So, as you know if you have followed this blog for long, I work in the environmental review industry, doing what is called Cultural Resources Management (AKA CRM, AKA Heritage Management, AKA contract archaeology). While we all refer to ourselves as archaeologists, and are usually referred to by everyone else as archaeologists, I occasionally meet another person working in CRM who will insist that CRM is not archaeology and we are, by extension, not archaeologists*.
The basic argument** given in support of this position is that the aim of CRM is to manage resources - that is, to ensure that archaeological sites are treated appropriately under the relevant regulations - rather than produce new information based on the study of the archaeological record, which is unambiguously archaeology. The person to holds to this position might point out that a medical doctor makes use of methods and information from biology to manage health care, but doctors are not themselves biologists.
The argument has merit. I don't agree with it, but I can certainly understand it. The aims of CRM ar certainly different from the aims of academic archaeology, and this does mean that we serve different functions.
But, as I said, I don't agree that CRM is not archaeology. Rather, I would argue that CRM is an increasingly important part of archaeology.
For one thing, by and large, CRM archaeologists are trained alongside academic archaeologists***, learning the same methods for both research and fieldwork and this training influences our approach to both fieldwork and management of sites (most archaeological sites are protected under Criterion D for the National Register of Historic Places, which requires that their potential to yield information to researchers by assessed). There are CRM folks who lose touch with this background, and my experience is that they are not only poor archaeologists, but equally poor resource managers, as our rason d'etre stems from the research background.

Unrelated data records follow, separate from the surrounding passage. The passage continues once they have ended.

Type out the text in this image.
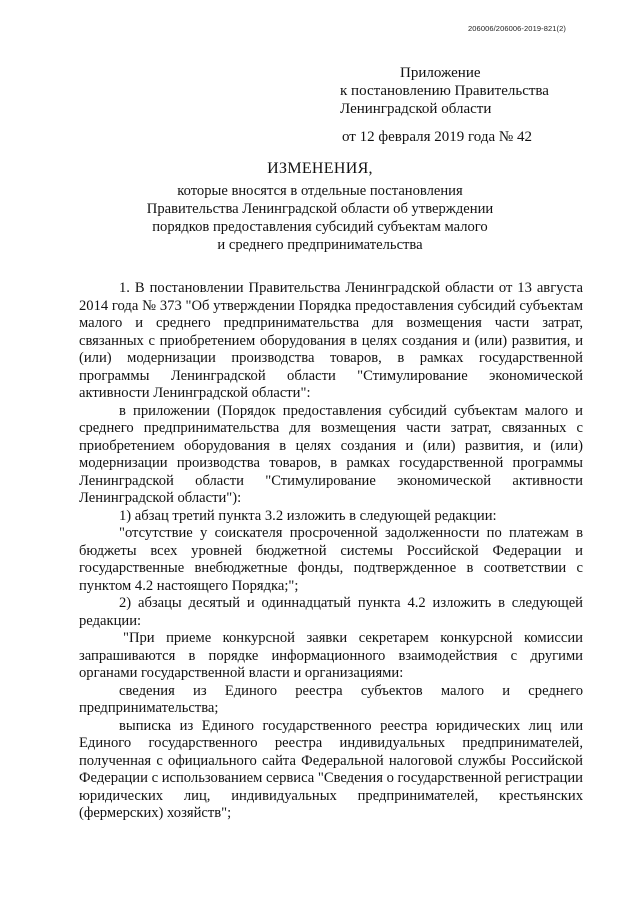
206006/206006-2019-821(2)
Приложение
к постановлению Правительства
Ленинградской области
от 12 февраля 2019 года № 42
ИЗМЕНЕНИЯ,
которые вносятся в отдельные постановления
Правительства Ленинградской области об утверждении
порядков предоставления субсидий субъектам малого
и среднего предпринимательства

1. В постановлении Правительства Ленинградской области от 13 августа 2014 года № 373 "Об утверждении Порядка предоставления субсидий субъектам малого и среднего предпринимательства для возмещения части затрат, связанных с приобретением оборудования в целях создания и (или) развития, и (или) модернизации производства товаров, в рамках государственной программы Ленинградской области "Стимулирование экономической активности Ленинградской области":

в приложении (Порядок предоставления субсидий субъектам малого и среднего предпринимательства для возмещения части затрат, связанных с приобретением оборудования в целях создания и (или) развития, и (или) модернизации производства товаров, в рамках государственной программы Ленинградской области "Стимулирование экономической активности Ленинградской области"):

1) абзац третий пункта 3.2 изложить в следующей редакции:

"отсутствие у соискателя просроченной задолженности по платежам в бюджеты всех уровней бюджетной системы Российской Федерации и государственные внебюджетные фонды, подтвержденное в соответствии с пунктом 4.2 настоящего Порядка;";

2) абзацы десятый и одиннадцатый пункта 4.2 изложить в следующей редакции:

"При приеме конкурсной заявки секретарем конкурсной комиссии запрашиваются в порядке информационного взаимодействия с другими органами государственной власти и организациями:

сведения из Единого реестра субъектов малого и среднего предпринимательства;

выписка из Единого государственного реестра юридических лиц или Единого государственного реестра индивидуальных предпринимателей, полученная с официального сайта Федеральной налоговой службы Российской Федерации с использованием сервиса "Сведения о государственной регистрации юридических лиц, индивидуальных предпринимателей, крестьянских (фермерских) хозяйств";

In addition, we don't simply manage sites, we also generate new data that can be directly applied to (or generate new) research questions. Now, this data is often not distributed effectively (we generate reports that are usually stored in a manner that makes them difficult to access), but when it is used by researchers, it can fill in gaps in knowledge as well as provide the necessary exploratory information to come up with new hypotheses to test. To go back to the analogy with the medical doctor, unless they are engaged in medical research (which is arguably a branch of biology) they are not usually producing new data that can be used by researchers. In this sense, CRM archaeologists are more than simply technicians generating just the necessary information for management, we also contribute to the overall knowledge base of archaeology, in fact we contribute more to it than academic archaeologists. the problem of distributing this information must be addressed, but this part of our roles should not be ignored.
One final point - although we are not generally required by our jobs to generate either published papers or presentations at professional conferences, many of us do. This method of contributing to the archaeological discourse is very much a part of CRM as well as academic archaeology.
So, yes, CRM is archaeology (as well as history and often ethnography). While I understand the desire to mark us out as separate, I think that it is ultimately misguided, and primarily serves to remove our contributions from discussions.
*I have a group of friends who go a step further and have declared me an "unarchaeologist" because I work for people who want me to not find things. Not entirely true, but funny enough that I have repeated it on more than a few occasions.
**This is not to be confused with the arguments against CRM being considered "proper" archaeology by those within academia, as I have found that this arguments are typically based on an ignorance of what CRM actually is, rather than a fair criticism of CRM.
***Though there are an increasing number of programs which train only CRM personnel without getting into the research methods of academic archaeologists.